Porridge is the most popular Russian food. In Russia in the morning it is customary to eat porridge: buckwheat, oat, millet, semolina, rice. Porridge is cooked using milk. It’s especially nice to make porridge in a clay pot. Porridge gives you energy and good mood for a whole day.
Pies, buns, rasstegai – all of these are baked goods with fillings. The filling may be very diverse – sweet, fish, meat. The dough – unleavened, salty, sweet. It all depends on the taste of the chef. Pies are favorite food on a Russian holiday table, as well as on a grandmother’s table when her grandchildren come to visit.
Buns with different fillings
Pelmeni is ground meat of different varieties with added onions and spices – stuffing of pelmeni. Then, the filling is wrapped in thin dough.
All you need to do is to boil pelmeni in water and serve with butter or sour cream –it’s very tasty and especially good in winter.
Pelmeni is a popular Russian food in the north due to long winters. Many housewives make a lot of pelmeni at once for a long period and then keep them in a freezer – it’s very convenient.
Shashlik are pieces of meat strung on a metal skewer and cooked over hot coal. This dish is rather a dish from the outskirts of Russia, a Caucasian dish. But in central Russia shashlik recipe was changed. Russians use vinegar or yogurt as a marinade for meat. Meat comes out exceptionally soft and juicy, and most importantly, after being marinated it is not demanding on the skill of the chef. That is why shashlik have become a popular Russian food for outdoor picnics. In Russia they say, “Let’s go for some shashlik.”
This dish is one of the traditional dishes that are stored for winter in Russia. Until recently, housewives used to chop cabbage in September-October, added to it some carrots or northern berries), worked it and stacked tightly in tubs under oppression.
Cabbage came out great. And it preserved all the vitamins, plus during fermentation it developed new vitamins.
Before serving, add some onion slices and a bit of sunflower oil – delicious.
Borsch is a tasty soup with cabbage, beetroot and meat. It comes from the southern regions of Russia. Serve it with sour cream, roasted garlic rye bread –what could be better during Russian winter!
Russian Beer with Dried Vobla
Russian beer may not be the best beer in the world. But a combination of dried vobla and cold Russian beer –is a definite hit.
Dried vobla is prepared from fresh fish – fish is first held in a salt solution under a press, and then is hung in an open air where there is some wind. Once the fish is dry –this popular Russian food is ready to be consumed with beer. Fish may have a peculiar smell –don’t worry. Wash it down with beer. If dried vobla was properly prepared and properly stored, the smell is almost nonexistent.
Black (Rye) Bread
This is the bread, which is made from rye flour. A common popular additive to such bread – coriander –makes it the Borodino bread.

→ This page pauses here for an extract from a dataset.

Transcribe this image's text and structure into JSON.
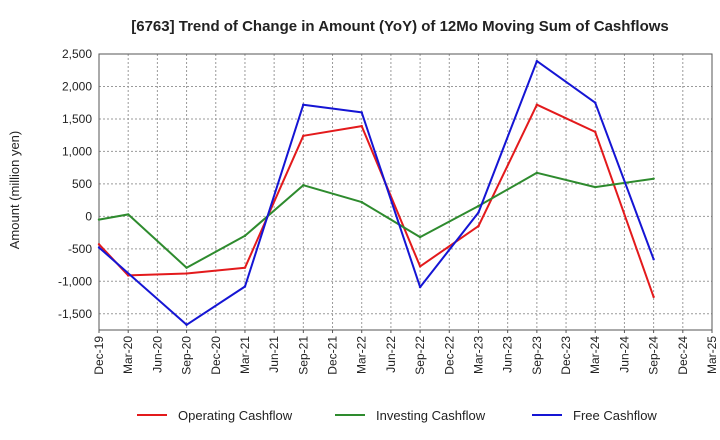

Today, many countries are starting to borrow a recipe for black bread – it is much healthierthan wheat bread.
Although wheat bread in Russia is quite amazing too!
The main thing – choose “factory” bread, because they still retain the old Soviet traditions of baking – only natural ingredients without any baking powders and other chemicals.
By the way, usually the most popular request from the Russians living abroad to the question: “What can I bring you?” – Is: “Get me Borodino bread.”
Kvass is a very pleasant drink for a hot weather. Kvass has a slightly sour taste and it perfectly satisfies your thirst. Good kvass has not one single flavor note, but creates a special, complete experience and gives you nice aftertaste.
There are no tea bushes growing in Russia. But tea from India have found its place in Russia – hot tea is great to warm up in cold weather, and caffeine, which tea has no less than coffee, invigorates you during the shortage of sun in winter months.
Russian tea is called tea with lemon.
The main criterion: even if a dish seems unusual to you, it must be delicious!